Position: IoT Platform Engineer – Site Reliability
Location: Sunnyvale CA US
Verizon is on a mission to significantly improve citizen’s life by enabling Smart City. Verizon’s product technology stack spans across hardware, modern software stack, API, public and private cloud and worldwide deployment. The offering spans across Smart Lighting to Smart Video – Traffic, Parking and much more. Being part of critical city infrastructure, keeping it up and running 24×7 is very critical and stakes are high; hence the complete solution needs exhaustive monitoring, security, cloud operations, 24×7 support to keep Smart City up and running. We are seeking an experienced lead who brings combination of both support and site reliability experience and most importantly, a “can-do” attitude, who is ready to take on new challenges and quickly come up to speed to drive critical initiatives.
Tech Stack: Cloud Services: AWS, EC2, S3, Docker, Mesos-DCOS OS: Linux (Ubuntu) Monitoring tools: Elastic Search, Nagios/Zabbix/Prometheus. Graphite, Grafana, APM tools –Synthetic API monitoring – APICA, PagerDuty, AppDynamics, NewRelic, Languages: Python and shell scripting Product Technology Stack: ZeroMQ, Node4JS, Cassandra, Neo4J, ELK, MQTT, Rabbit MQ etc., Erlang, Python, Clojure etc. Security: OpenVPN, Internet cloud security, SSL, HTTPS, TLS, DTLS etc. Database: Cassandra, Neo4J
Responsibilities In this role, you will be responsible for leading, managing and defining CloudOps Support, ensuring Production is always up and running with desired SLAs/KPIs You will build best practices and support model for keeping Smart City up and running 24×7. Manage support team both locally as well as offshore. Build support model involving API Developers/Partners, Support Partner, FieldOps and CloudOps team, Integrate with Support Partner tool set. Provide on-call support Debug/root cause analysis in a distributed system and build best Runbooks/automate it. Understand NetSense technology suite, determine what is needed for monitoring, alerting. Evaluate tool sets and participating in building new monitoring capabilities as well as bring requirements to DevOps/Product Management team. Build solid automated, monitoring and alerting platform. This includes but not limited to – Platform Monitoring, API Monitoring, Logs Monitoring, Build best practices around monitoring and define various metrics that can be measured including SLA. Extensively collaborate with Cloudops team, engineering, QA, field performance and support teams to root cause, debug production issues, learn from it and build Runbooks and SOPs. Work with CISO and build secure cloud offerings in production Database management in production – Back-up, recovery etc.
Must have: Bachelor’s degree or six or more years of work experience. Six or more years of relevant work experience.
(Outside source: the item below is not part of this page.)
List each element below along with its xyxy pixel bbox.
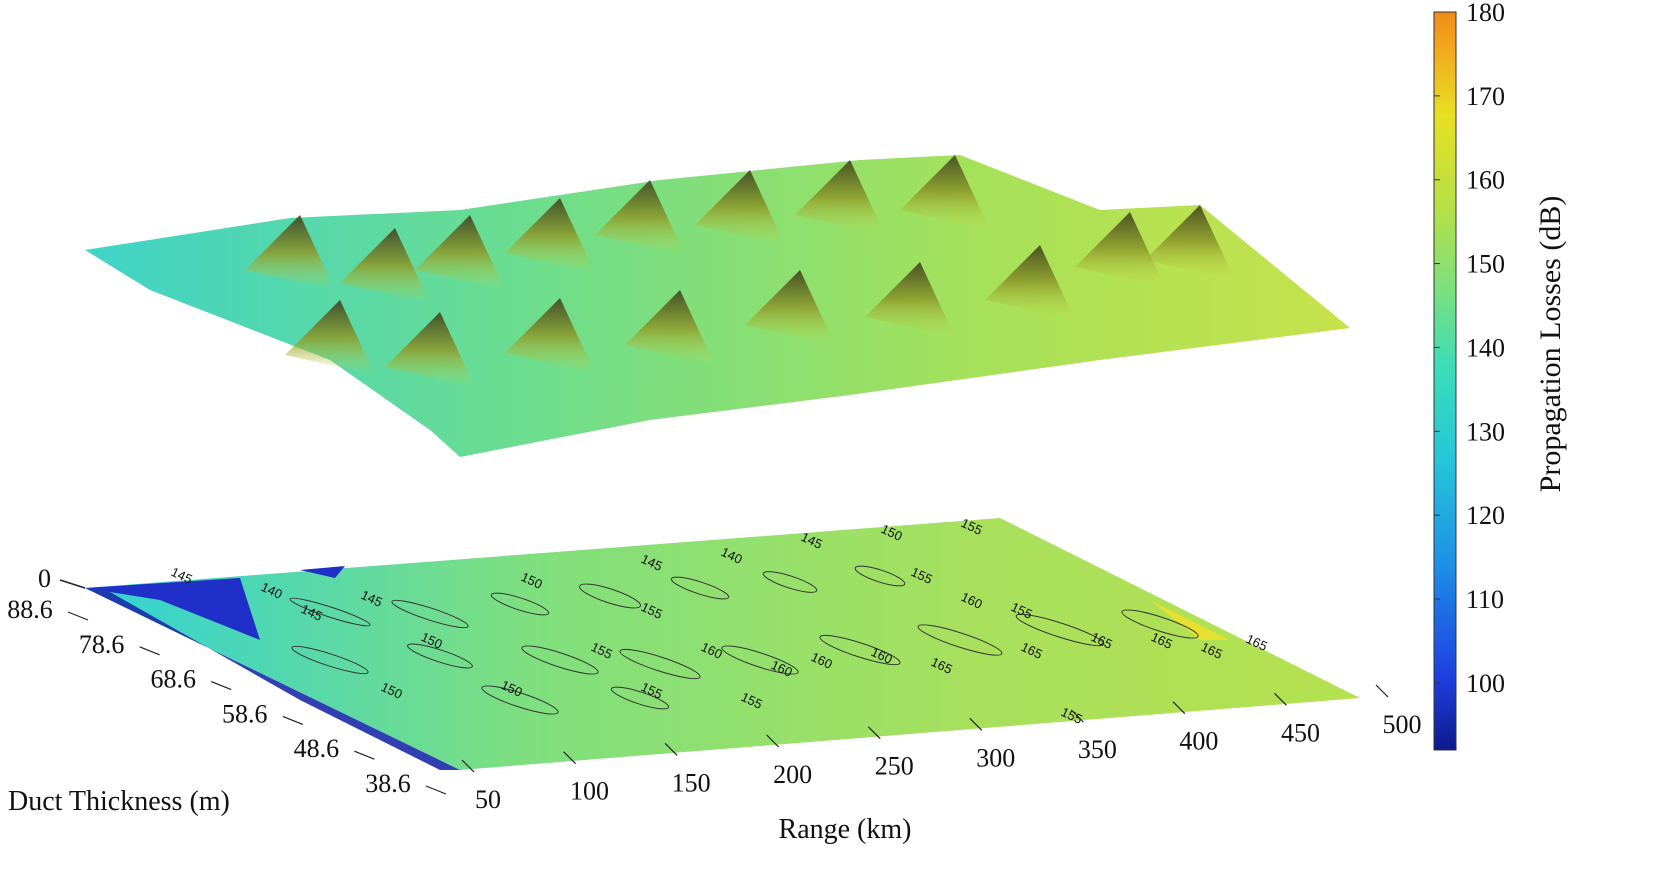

Ideally, you’ll also have: Your degree in Computer Science. Eight or more years of related experience, ideally in a fast-paced, growing company Experience leading CloudOps support teams and developing best practices. Excellent working experience supporting applications in cloud environments – AWS, Mesos/DCOS, Docker etc. preferred. Proven ability to debug/root cause complex distributed system in production; build/automate Runbooks Database management in production – Back-up, recovery etc. Good programming skills in Python, Shell programming etc. Define and lead monitoring for IaaS, PaaS, SaaS (API), 24×7 from low level monitors to high level service level monitors (e.g. process/service monitor, log monitor, REST API monitor, storage monitor etc.) Experience working on tools like Nagios, Zabbix, ELK, Graphite, Grafana, APM tools (new relic, AppDynamics etc.) Experience integrating with ZenDesk, Pager Duty, JIRA etc. Experience building analytics from data collected from various monitors. e.g. TOP N APIs, TOP N customer etc. Knowledge to build capacity planning map from historical data collected from production system. Good understanding of large-scale distributed systems in practice, including multi-tier architectures, application security, monitoring and storage systems, load balancing. Experience in the Linux environment and a good understanding of its fundamentals and internals: filesystems, security, networking etc. Working knowledge of VPN, internet security, SSL, HTTPS, TLS, DTLS etc. A demonstrated passion for automation. Results-oriented, collaborative professional with ability to work successfully in a matrixed organization. Clear communicator who is very conductive to working in a team environment and helps lift team spirit. Grit, drive and a strong feeling of ownership.
Not to boast, but a little bit about us
Verizon powers America’s fastest and most reliable network. We’re also leading the way in cloud and security solutions, Internet of Things and video entertainment. Technology moves fast and so do we. We believe that bringing great ideas and customer experiences to life should be recognized and rewarded. Whether you think in code, words, pictures or numbers, find your future at Verizon.
Equal Employment Opportunity
We’re proud to be an equal opportunity employer – and celebrate our employees’ differences, regardless of race, color, religion, sex, sexual orientation, gender identity, national origin, age, disability, or Veteran status. Different makes us better.